Mon dieu, nous sommes tellement partisans que les arguments de bon sens opposés aux gens qui se disent "de gauche" et "UDF" à la fois pourraient finir par les énerver. Certes, Optimum marque un point : ce n'est pas en insultant ces électeurs tentés de passer la nuit du 22 avril avec Bayrou que nous les ferons revenir au bercail après le second tour... et encore moins avant. Ce qui ne nous laisse guère de choix : comment les priver du plaisir de la révolte à bon compte ("j'peux pas elle est trop conne") allié à celui du vote de principe et de conviction ? Car dire "Bayrou n'est pas de gauche" quand l'intéressé a résolu la contradiction en supprimant la notion de droite ou de gauche risque de ne pas nous mener très loin.

Pourtant, ce vote n'est pas exempt d'un certain nombre de paradoxe. Le premier, c'est que Bayrou plait à une population qui fantasme sur un débat apaisé (genre) et une solution consensuelle pour les grands problèmes de notre époque, alors que cette double option est absolument irréaliste - ce que résume très bien dit quelqu'un de plus à gauche que moi (ce qui devient dur à trouver en ces temps de centrisme rampant), Clémentine Autain dans un article sobrement intitulé "Bayrou n'est pas Casimir" :

Alors, bien sûr, demeure la tentation du centre, ce grand fantasme des politologues français : existerait-il une terre bénie, un espace politique vierge et vertueux, composé d'hommes et de femmes raisonnables, libres de toute attache partisane, et dont la liberté absolue de parole irait de pair avec un attachement aveugle et exclusif à l'intérêt général, des politiques aux mains propres et aux idées larges ?

C'est en cela qu'on peut parler d'un populisme à l'envers, au sens où l'on s'adresse plus à la part d'imaginaire des électeurs qu'à la réalité. C'est une vision de classe (sans préjugé, nous sommes tous des petits bourgeois) car elle s'ancre dans une perception toute technocratique des enjeux, où la science politique, un regard froid sur les tableaux de chiffres et une acceptation tranquille du libéralisme économique permettent d'arriver aux solutions optimales pour tous. C'est le vécu du cadre qui se translate dans sa vision politique.

Autre paradoxe, ceux qui votent Bayrou le justifient souvent par la critique de la démagogie - car si Royal est évidemment démagogue, Bayrou ne l'est pas du tout, comme on l'a vu sur TF1. Je crois que c'est encore plus clair là :

Bayrou récupère le soutien de gens à qui la candidature de Ségolène Royal inspire alternativement l'horreur et le mépris, pour une raison non-avouée: Elle va chercher les voix des couches populaires qu'eux ont snobé et snobent encore.

C'est d'ailleurs cet effet sociologique qui coupe ces électeurs bourgeois de la réalité.
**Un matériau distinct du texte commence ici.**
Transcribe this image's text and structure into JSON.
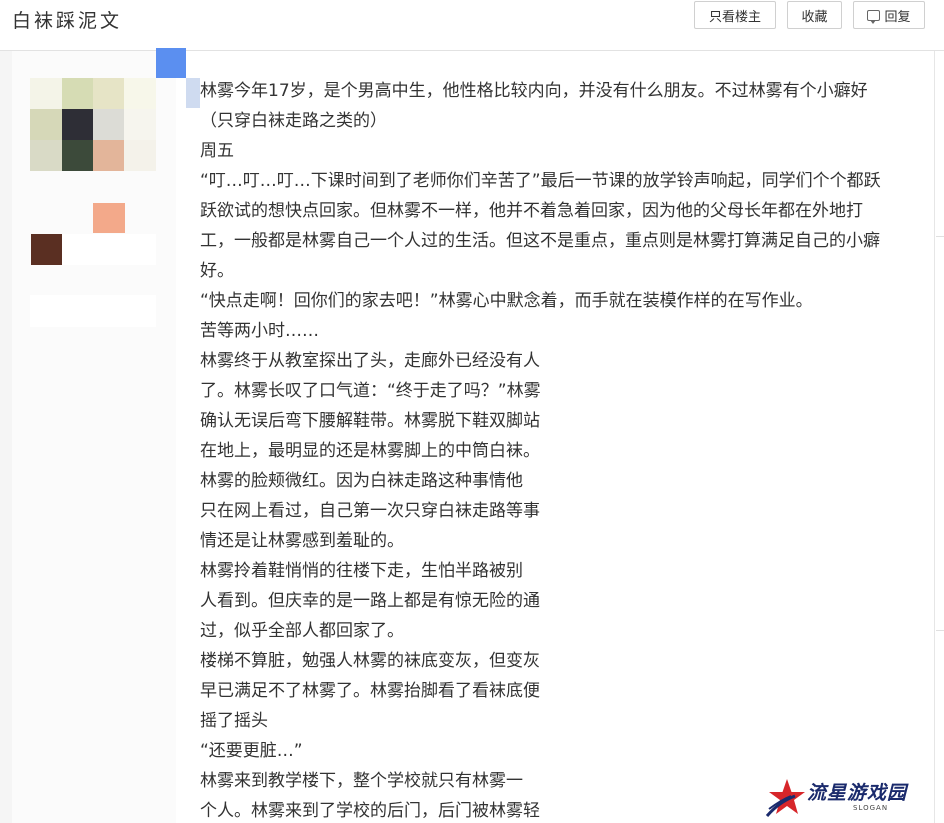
{
  "header": {
    "title": "白袜踩泥文",
    "buttons": {
      "only_owner": "只看楼主",
      "favorite": "收藏",
      "reply": "回复"
    }
  },
  "post": {
    "lines": [
      "林雾今年17岁，是个男高中生，他性格比较内向，并没有什么朋友。不过林雾有个小癖好",
      "（只穿白袜走路之类的）",
      "周五",
      "“叮…叮…叮…下课时间到了老师你们辛苦了”最后一节课的放学铃声响起，同学们个个都跃",
      "跃欲试的想快点回家。但林雾不一样，他并不着急着回家，因为他的父母长年都在外地打",
      "工，一般都是林雾自己一个人过的生活。但这不是重点，重点则是林雾打算满足自己的小癖",
      "好。",
      "“快点走啊！回你们的家去吧！”林雾心中默念着，而手就在装模作样的在写作业。",
      "苦等两小时……",
      "林雾终于从教室探出了头，走廊外已经没有人",
      "了。林雾长叹了口气道：“终于走了吗？”林雾",
      "确认无误后弯下腰解鞋带。林雾脱下鞋双脚站",
      "在地上，最明显的还是林雾脚上的中筒白袜。",
      "林雾的脸颊微红。因为白袜走路这种事情他",
      "只在网上看过，自己第一次只穿白袜走路等事",
      "情还是让林雾感到羞耻的。",
      "林雾拎着鞋悄悄的往楼下走，生怕半路被别",
      "人看到。但庆幸的是一路上都是有惊无险的通",
      "过，似乎全部人都回家了。",
      "楼梯不算脏，勉强人林雾的袜底变灰，但变灰",
      "早已满足不了林雾了。林雾抬脚看了看袜底便",
      "摇了摇头",
      "“还要更脏…”",
      "林雾来到教学楼下，整个学校就只有林雾一",
      "个人。林雾来到了学校的后门，后门被林雾轻"
    ]
  },
  "watermark": {
    "text": "流星游戏园",
    "sub": "SLOGAN"
  },
  "colors": {
    "accent_blue": "#5b8ff0",
    "watermark_navy": "#1a2a6c",
    "watermark_red": "#d7262a"
  }
}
Certes, trois des quatre principaux candidats en lice sont vendus à Bruxelles, mais Bayrou semble l'incarnation absolu de ce centrisme caché que l'on appelle en général la pensée unique, celle qui s'est pris le mur lors du référendum. C'est toute la force du bayrouisme que de revendiquer haut et fort ce dont les français ont dit avec la plus grande clarté qu'ils ne voulaient pas, car il faut reconnaître que c'est courageux, et toute sa faiblesse, car la purge de la concurrence libre et non faussée (que j'ai défendue en son temps, ce que je ne regrette pas) n'a pas une énorme base populaire.

Dernier paradoxe, le rapport au sondage : on nous dit dans le même temps que Royal sera de toute façon au second tour, ce qui post-21 avril est quand même particulièrement irresponsable, mais que pourtant seul Bayrou peut battre Sarkozy, car des instituts ont testé le deuxième tour. Je veux bien qu'on parle d'un vote de conviction (même si pour moi c'est un vote de classe), mais prétendre que c'est un vote utile - alors que personne à gauche, surtout dans les catégories populaires, ne se mobilisera pour départager deux hommes de droite - c'est un peu gonflé.